May 9, 2014 / 9:29 AM / in 5 years

Fed will aufgeblähte Bilanz binnen 8 Jahren normalisieren

U.S. Federal Reserve Chair Janet Yellen testifies about the U.S. economy before a Senate Budget Committee hearing on Capitol Hill in Washington May 8, 2014. REUTERS/Jonathan Ernst (UNITED STATES - Tags: POLITICS BUSINESS)

New York/Washington (Reuters) - Die US-Notenbank Fed will ihre im Sog der Finanzkrise kräftig aufgeblähte Bilanz binnen acht Jahren auf Normalmaß zusammenstutzen.

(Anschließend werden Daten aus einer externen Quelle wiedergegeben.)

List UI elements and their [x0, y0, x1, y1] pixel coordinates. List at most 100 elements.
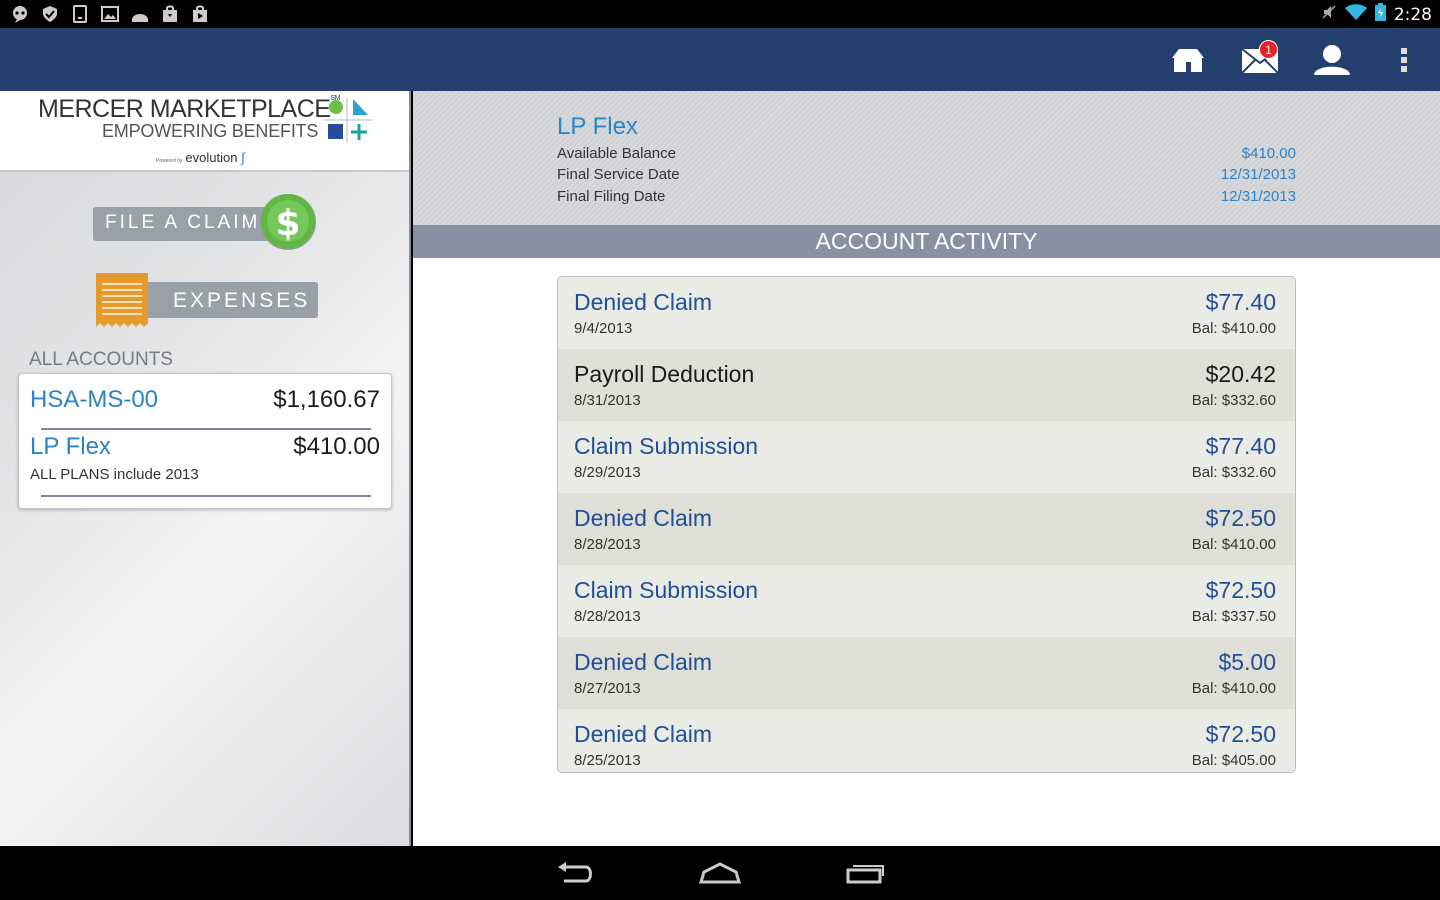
recent-apps-button[interactable]	[840, 858, 890, 888]
brand-logo: MERCER MARKETPLACESM EMPOWERING BENEFITS…	[0, 91, 409, 172]
available-balance-label: Available Balance	[557, 145, 676, 162]
account-plan-note: ALL PLANS include 2013	[30, 466, 199, 483]
transaction-balance: Bal: $410.00	[1191, 536, 1276, 553]
transaction-date: 8/25/2013	[574, 752, 641, 769]
recent-apps-icon	[846, 865, 884, 884]
transaction-type: Denied Claim	[574, 649, 713, 675]
logo-subtitle: EMPOWERING BENEFITS	[102, 121, 319, 141]
final-filing-date-label: Final Filing Date	[557, 188, 666, 205]
transaction-date: 8/31/2013	[574, 392, 641, 409]
transaction-balance: Bal: $332.60	[1191, 392, 1276, 409]
transaction-amount: $72.50	[1205, 577, 1276, 603]
transaction-amount: $77.40	[1205, 289, 1276, 315]
transaction-balance: Bal: $337.50	[1191, 608, 1276, 625]
transaction-date: 8/28/2013	[574, 608, 641, 625]
status-bar: 2:28	[0, 0, 1440, 28]
user-icon	[1314, 45, 1350, 75]
final-service-date-label: Final Service Date	[557, 166, 680, 183]
transaction-type: Denied Claim	[574, 721, 713, 747]
transaction-type: Payroll Deduction	[574, 361, 755, 387]
image-icon	[100, 4, 120, 24]
account-activity-header: ACCOUNT ACTIVITY	[413, 225, 1440, 258]
list-item[interactable]: Denied Claim 8/28/2013 $72.50 Bal: $410.…	[558, 493, 1295, 565]
action-bar: 1	[0, 28, 1440, 91]
notification-icons	[10, 4, 210, 24]
transaction-amount: $5.00	[1218, 649, 1276, 675]
home-button[interactable]	[1168, 42, 1208, 78]
transaction-date: 8/27/2013	[574, 680, 641, 697]
transaction-type: Claim Submission	[574, 577, 759, 603]
system-navigation-bar	[0, 846, 1440, 900]
account-title: LP Flex	[557, 113, 638, 140]
svg-text:$: $	[275, 203, 300, 244]
divider	[41, 495, 371, 497]
list-item[interactable]: Denied Claim 8/25/2013 $72.50 Bal: $405.…	[558, 709, 1295, 772]
play-store-icon	[190, 4, 210, 24]
overflow-menu-button[interactable]	[1384, 42, 1424, 78]
transaction-balance: Bal: $405.00	[1191, 752, 1276, 769]
list-item[interactable]: Denied Claim 9/4/2013 $77.40 Bal: $410.0…	[558, 277, 1295, 349]
divider	[41, 428, 371, 430]
transaction-balance: Bal: $410.00	[1191, 320, 1276, 337]
transaction-type: Claim Submission	[574, 433, 759, 459]
back-icon	[558, 862, 592, 883]
account-summary: LP Flex Available Balance $410.00 Final …	[413, 91, 1440, 225]
final-filing-date-value: 12/31/2013	[1220, 188, 1296, 205]
clock: 2:28	[1393, 4, 1432, 25]
sidebar: MERCER MARKETPLACESM EMPOWERING BENEFITS…	[0, 91, 411, 846]
transaction-date: 8/29/2013	[574, 464, 641, 481]
transaction-amount: $72.50	[1205, 721, 1276, 747]
activity-list: Denied Claim 9/4/2013 $77.40 Bal: $410.0…	[557, 276, 1296, 773]
home-nav-button[interactable]	[695, 858, 745, 888]
transaction-amount: $77.40	[1205, 433, 1276, 459]
transaction-balance: Bal: $332.60	[1191, 464, 1276, 481]
messages-button[interactable]: 1	[1240, 40, 1280, 78]
shopping-bag-icon	[160, 4, 180, 24]
back-button[interactable]	[551, 858, 601, 888]
transaction-type: Denied Claim	[574, 505, 713, 531]
transaction-date: 9/4/2013	[574, 320, 633, 337]
account-amount: $410.00	[293, 433, 380, 460]
available-balance-value: $410.00	[1241, 145, 1296, 162]
transaction-amount: $72.50	[1205, 505, 1276, 531]
shield-check-icon	[40, 4, 60, 24]
file-claim-button[interactable]: FILE A CLAIM $	[93, 191, 318, 257]
mail-badge: 1	[1259, 40, 1278, 59]
list-item[interactable]: Payroll Deduction 8/31/2013 $20.42 Bal: …	[558, 349, 1295, 421]
list-item[interactable]: Claim Submission 8/28/2013 $72.50 Bal: $…	[558, 565, 1295, 637]
battery-icon	[1374, 3, 1386, 26]
more-vert-icon	[1401, 48, 1407, 72]
mercer-logo-mark	[324, 97, 372, 143]
account-name: HSA-MS-00	[30, 386, 159, 413]
logo-title: MERCER MARKETPLACESM	[38, 95, 340, 123]
account-item-lp-flex[interactable]: LP Flex $410.00 ALL PLANS include 2013	[30, 433, 380, 489]
account-item-hsa[interactable]: HSA-MS-00 $1,160.67	[30, 386, 380, 420]
list-item[interactable]: Claim Submission 8/29/2013 $77.40 Bal: $…	[558, 421, 1295, 493]
transaction-type: Denied Claim	[574, 289, 713, 315]
talk-icon	[10, 4, 30, 24]
mute-icon	[1321, 4, 1337, 25]
wifi-icon	[1344, 4, 1367, 25]
android-icon	[130, 4, 150, 24]
expenses-label: EXPENSES	[173, 289, 311, 312]
accounts-card: HSA-MS-00 $1,160.67 LP Flex $410.00 ALL …	[18, 373, 392, 509]
file-claim-label: FILE A CLAIM	[105, 212, 261, 233]
logo-powered-by: Powered by evolution ∫	[156, 150, 245, 165]
transaction-amount: $20.42	[1205, 361, 1276, 387]
account-amount: $1,160.67	[273, 386, 380, 413]
transaction-balance: Bal: $410.00	[1191, 680, 1276, 697]
main-content: LP Flex Available Balance $410.00 Final …	[413, 91, 1440, 846]
account-name: LP Flex	[30, 433, 111, 460]
phone-icon	[70, 4, 90, 24]
house-icon	[1172, 49, 1204, 72]
dollar-coin-icon: $	[260, 194, 316, 250]
final-service-date-value: 12/31/2013	[1220, 166, 1296, 183]
expenses-button[interactable]: EXPENSES	[93, 271, 319, 331]
all-accounts-heading: ALL ACCOUNTS	[29, 349, 173, 370]
list-item[interactable]: Denied Claim 8/27/2013 $5.00 Bal: $410.0…	[558, 637, 1295, 709]
home-outline-icon	[699, 862, 741, 884]
profile-button[interactable]	[1312, 42, 1352, 78]
receipt-icon	[96, 273, 148, 327]
system-status: 2:28	[1321, 3, 1432, 26]
transaction-date: 8/28/2013	[574, 536, 641, 553]
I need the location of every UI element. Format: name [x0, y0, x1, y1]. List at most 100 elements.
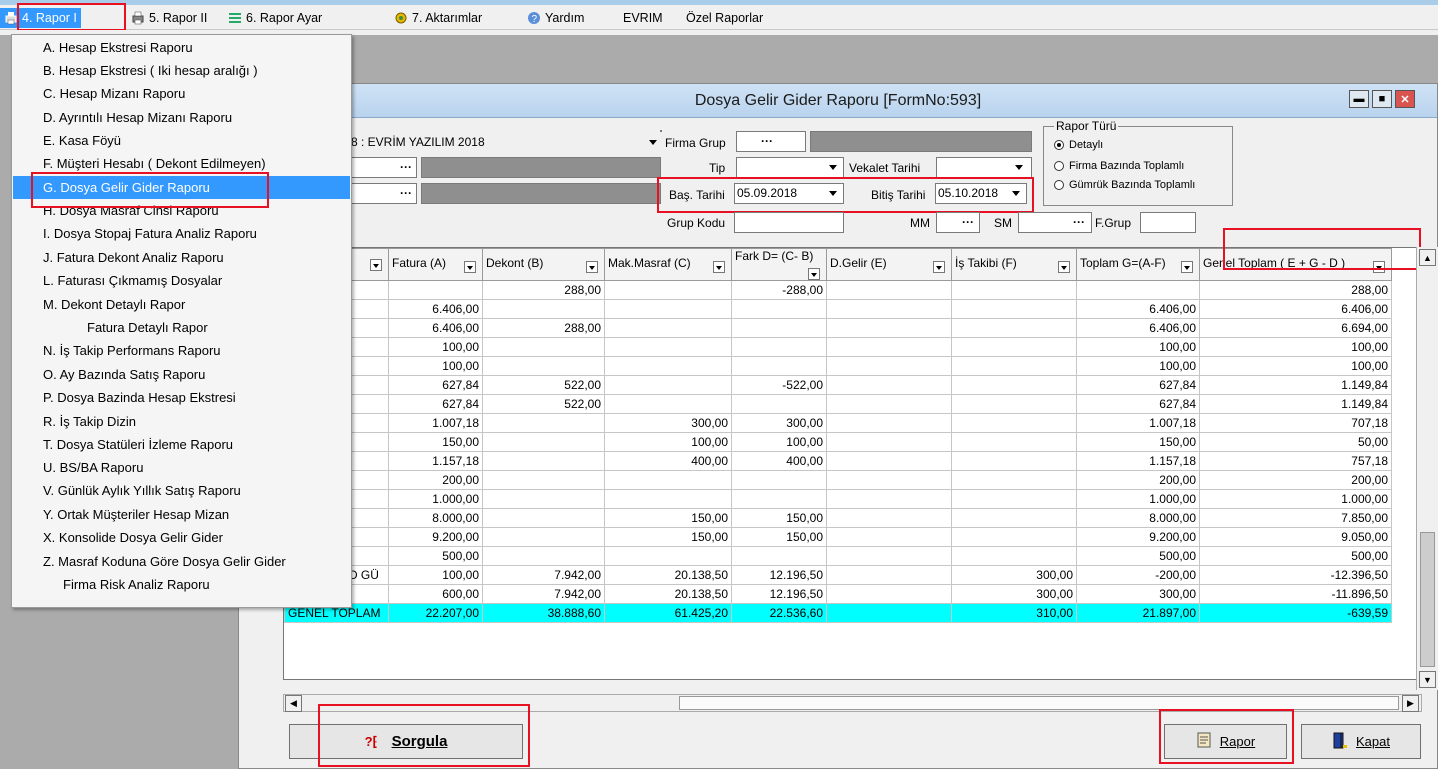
menu-rapor-ayar[interactable]: 6. Rapor Ayar	[228, 8, 322, 28]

Eine Entscheidung darüber sei zwar noch nicht gefallen, sagte Fed-Chefin Janet Yellen am Donnerstagabend (MESZ) bei einer Anhörung im US-Senat. Wahrscheinlich werde die Fed aber erst mit dem Abschmelzen der Bilanz beginnen, wenn sie die Zinsen erhöht habe. Damit rechnen Experten frühestens Mitte nächsten Jahres. Für den Abbau der inzwischen auf 4,5 Billionen Dollar angeschwollenen Bilanzsumme veranschlagt Yellen “rund fünf bis acht Jahre”. Danach werde sie “deutlich niedriger” als heute ausfallen. Einen konkreten Zielwert nannte Yellen jedoch nicht.

Vor Ausbruch der Finanzkrise 2007 lag die Bilanzsumme bei etwa 800 Milliarden Dollar. Die Fed warf danach die Notenpresse an und lenkte mit Ankaufprogrammen für Wertpapiere zusätzliches Geld in den Finanzkreislauf. Die Praxis ist allerdings umstritten, da Kritiker dadurch Preisblasen am Immobilien- oder Aktienmarkt befürchten. Da die Fed Ende 2008 zudem auf eine Nullzinspolitik umgestiegen war, blieben ihr jedoch nur noch unkonventionelle Mittel zur Krisenbekämpfung.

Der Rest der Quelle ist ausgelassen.